The advantage of using this approach is that we no longer have a extra data structure(the catalog) that everyone is writing to at the same time on the database so write performance should in increase and conflicts should decrease. Current solr and elasticsearch solutions still use the ZCatalog non-full text quires.

However, the disadvantage is that you lose the caching of the zodb for reads on simple catalog queries that aren't full text. With collective.elasticsearch, it originally completely replaced the catalog. However, I discovered that for simple queries, on most sites, it was faster to use plone's catalog so I changed it to only use elasticsearch for full text queries.

jimfulton · March 27, 2017, 5:58pm

Here's why it makes sense as an optional replacement.

It addresses concerns that data are imprisoned in Plone. It makes the data available to other applications, including non-Python applications.
It can drastically reduce the number of objects managed at the ZODB level. In a Pyramid application I'm helping with >80% of the objects in the database are there to support indexing.
It can drastically improve search performance, depending on the size of the database and the search criteria.

I agree that options to use other sorts of indexes would be useful too. Newt DB provides some helpers to enable that: Newt DB, the amphibious database — Newt DB 0.1 documentation

jimfulton · March 27, 2017, 6:03pm

Yup, YMMV. Of course, this isn't an all or nothing decision.

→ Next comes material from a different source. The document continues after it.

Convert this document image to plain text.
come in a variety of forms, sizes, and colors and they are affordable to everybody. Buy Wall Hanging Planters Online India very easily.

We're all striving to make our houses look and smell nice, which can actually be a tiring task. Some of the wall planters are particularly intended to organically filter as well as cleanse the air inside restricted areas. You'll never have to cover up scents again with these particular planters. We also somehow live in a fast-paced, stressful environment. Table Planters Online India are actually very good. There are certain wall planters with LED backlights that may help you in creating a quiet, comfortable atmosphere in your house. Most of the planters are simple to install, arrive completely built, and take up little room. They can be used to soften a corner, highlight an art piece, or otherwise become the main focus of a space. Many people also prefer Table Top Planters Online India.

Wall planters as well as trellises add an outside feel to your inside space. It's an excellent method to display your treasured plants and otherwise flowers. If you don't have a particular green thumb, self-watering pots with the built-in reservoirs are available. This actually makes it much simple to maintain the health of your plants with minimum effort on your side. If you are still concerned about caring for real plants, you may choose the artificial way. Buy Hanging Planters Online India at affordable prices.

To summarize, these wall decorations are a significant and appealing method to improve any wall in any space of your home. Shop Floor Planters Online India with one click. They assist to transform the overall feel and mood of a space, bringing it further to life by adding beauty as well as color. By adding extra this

So far, for the examples I've worked on, Postgres has been far faster than the catalog when the ZODB object cache is cole and slower when hot for some not not all queries. A lot of this depends on the size of your working set.

jimfulton · March 27, 2017, 6:03pm

I happen to be working on this ATM.

tisto · March 27, 2017, 6:40pm

Hi Jim,

first of all, thank you for working on NewtDB and sharing it with us! This is a fantastic option for the future of Zope/Plone-based projects!

This is true only if we would completely rely on NewtDB, right? I mean if you store the index on Postgres, you have all your indexed data but that doesn't necessarily include ALL the data you usually store in the ZODB. I agree that this might be a selling point for certain projects, though.

Sure. This is also true for an external Solr/ES option (at least if you entirely remove the old catalog).

My intention was not to say that using NewtDB is a bad option for storing catalog data in Plone. The very opposite is true, I think it is a very good option! My point is just that Solr/ES are still a better option when it comes to full-text search capabilities.

jimfulton · March 27, 2017, 7:17pm

Wrong. All of the data is reflected as JSON (except by default for BTree data and blob pointers) regardless of where you index data.

jimfulton · March 27, 2017, 7:20pm

I wouldn't be surprised, but Newt can help with that too. And of course, Postgres is good enough for many applications and potentially t easier to manage than managing Postgres and ES.

BTW, when you search PG with newt, you get back objects that integrate with the regular ZODB cache.

pauleveritt · March 28, 2017, 5:48pm

As FYI, we're using Newt in the KARL project, so we have some experience about its impact. In a nutshell: it's pretty insanely good:

All ZODB content reflected into JSONB, automatically
Much faster queries for semi-warm/cold
Much lower memory footprint
Ad-hoc query support

Since we were already on RelStorage atop PG, it was very simple. All of our persistent objects are now reflected, at no work to us, into a JSONB column with indexes. We also have expression indexing, which gives us things such as: the equivalent of hierarchical ACL filtered search results in a single SQL trip to the server, concatenated fields for text extraction, etc.

We were already using (for better or worse) PG for text indexing...I agree that this is not the strongest benefit. Much better than zc.textindex but not competitive with SOLR etc.

Still, Plone would be crazy not to look at this. You're not going to rewrite Plone to get rid of the other parts of the catalog. I think Jim is working on a catalog-like shim. If so...Newt is a better catalog for any site that has a non-trivial amount of content and traffic. If you're already doing RelStorage and PG...think it over.